Figure 16: Inputs from the config.json file

Beyond modifying the INP file there are also several modifcations we can make to a chama run by modifying the json config inputs. These changes will only require us to run chama_opt.py as well.

time_step

The length of the time step simulation currently set to 1. I need to verify what the time step actually stands for.

start_step

How far into the simulation should the optimization start. Currently set to zero or the start of the simulation.

end_step

How far into the simulation should the optimization end. Currently set to 1000. This is why all the results end either after there is no longer any contaminate detected or at step 999 since the timestep starts at 0.

_end_steps

I need to see if this is being used anywhere.

detector_threshold

How much contaminate is needed before it can be detected. Currently set to 0.001.

formulation

impact

According to Chama Read the Docs: The Impact formulation is used to determine optimal sensor placement and type that minimizes impact, where impact can be the sensor’s detection time or some other measure of damage

coverage

According to Chama Read the Docs: The Coverage formulation is used to place sensors that maximize the coverage of a set of entities, where an entity can be a scenario, scenario-time pair, or geographic location.

coverage_type

This is also part of the Impact assessment.
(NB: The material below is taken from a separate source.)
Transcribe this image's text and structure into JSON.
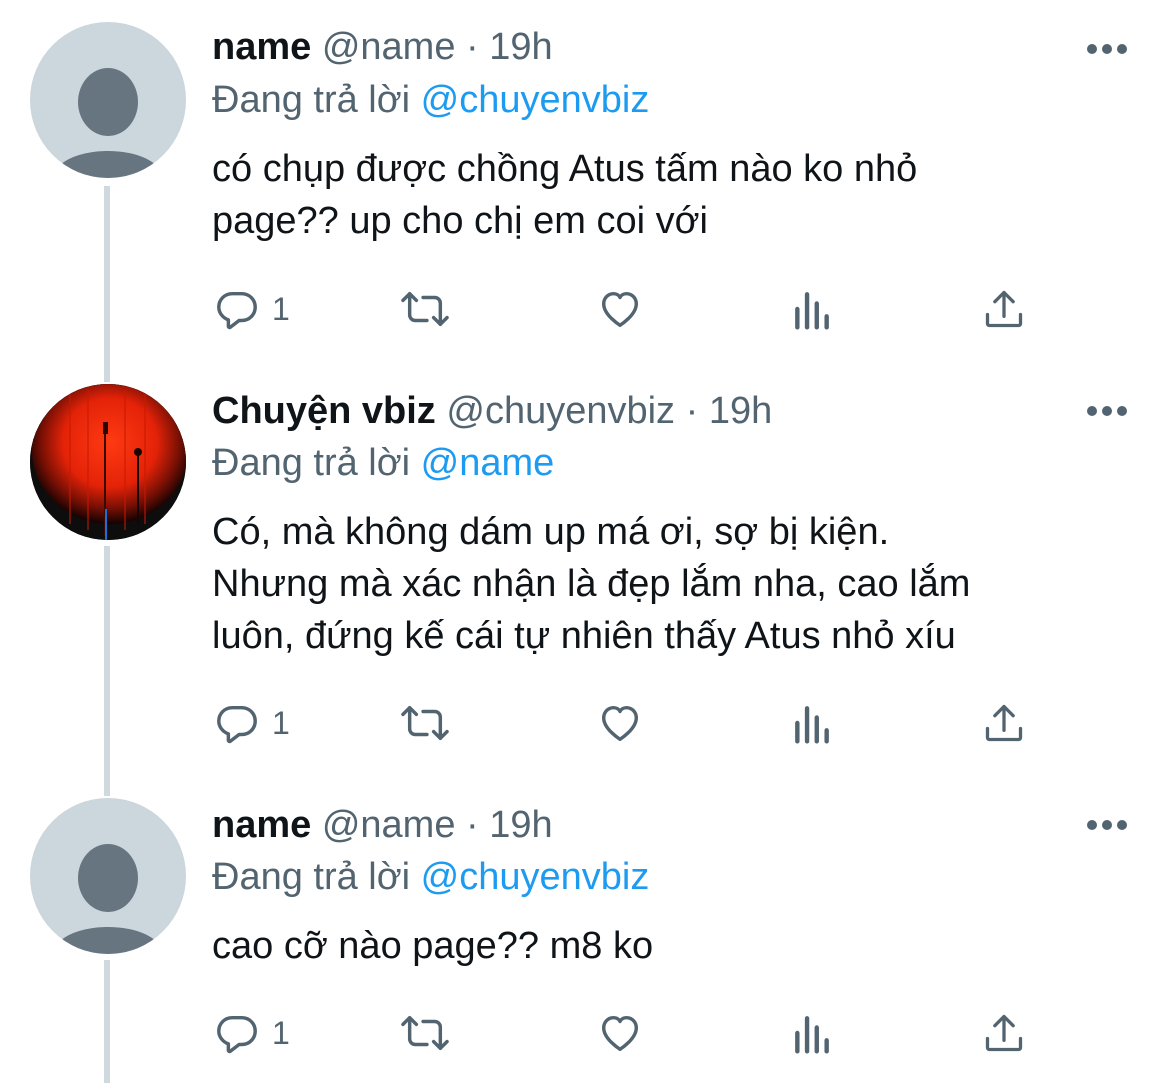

Impact assessment extracts the impact of a particular sensor detecting a particular scenario. Impact can be measured using a variety of metrics such as time to detection, population impacted, or volume of contaminant released before detection. Additionally, these impact metrics can be used to define when a sensor covers a particular scenario for use in coverage-based optimization formulations.

Scenario coverage

With scenario coverage, a scenario is the entity to be covered. A scenario is considered covered by a sensor if that sensor detects that scenario at any time.

Scenario-time coverage

With scenario-time coverage, the entities to be covered are all combinations of the scenarios and the detection times. This type of coverage gives more weight to sensors that detect scenarios for longer periods of time.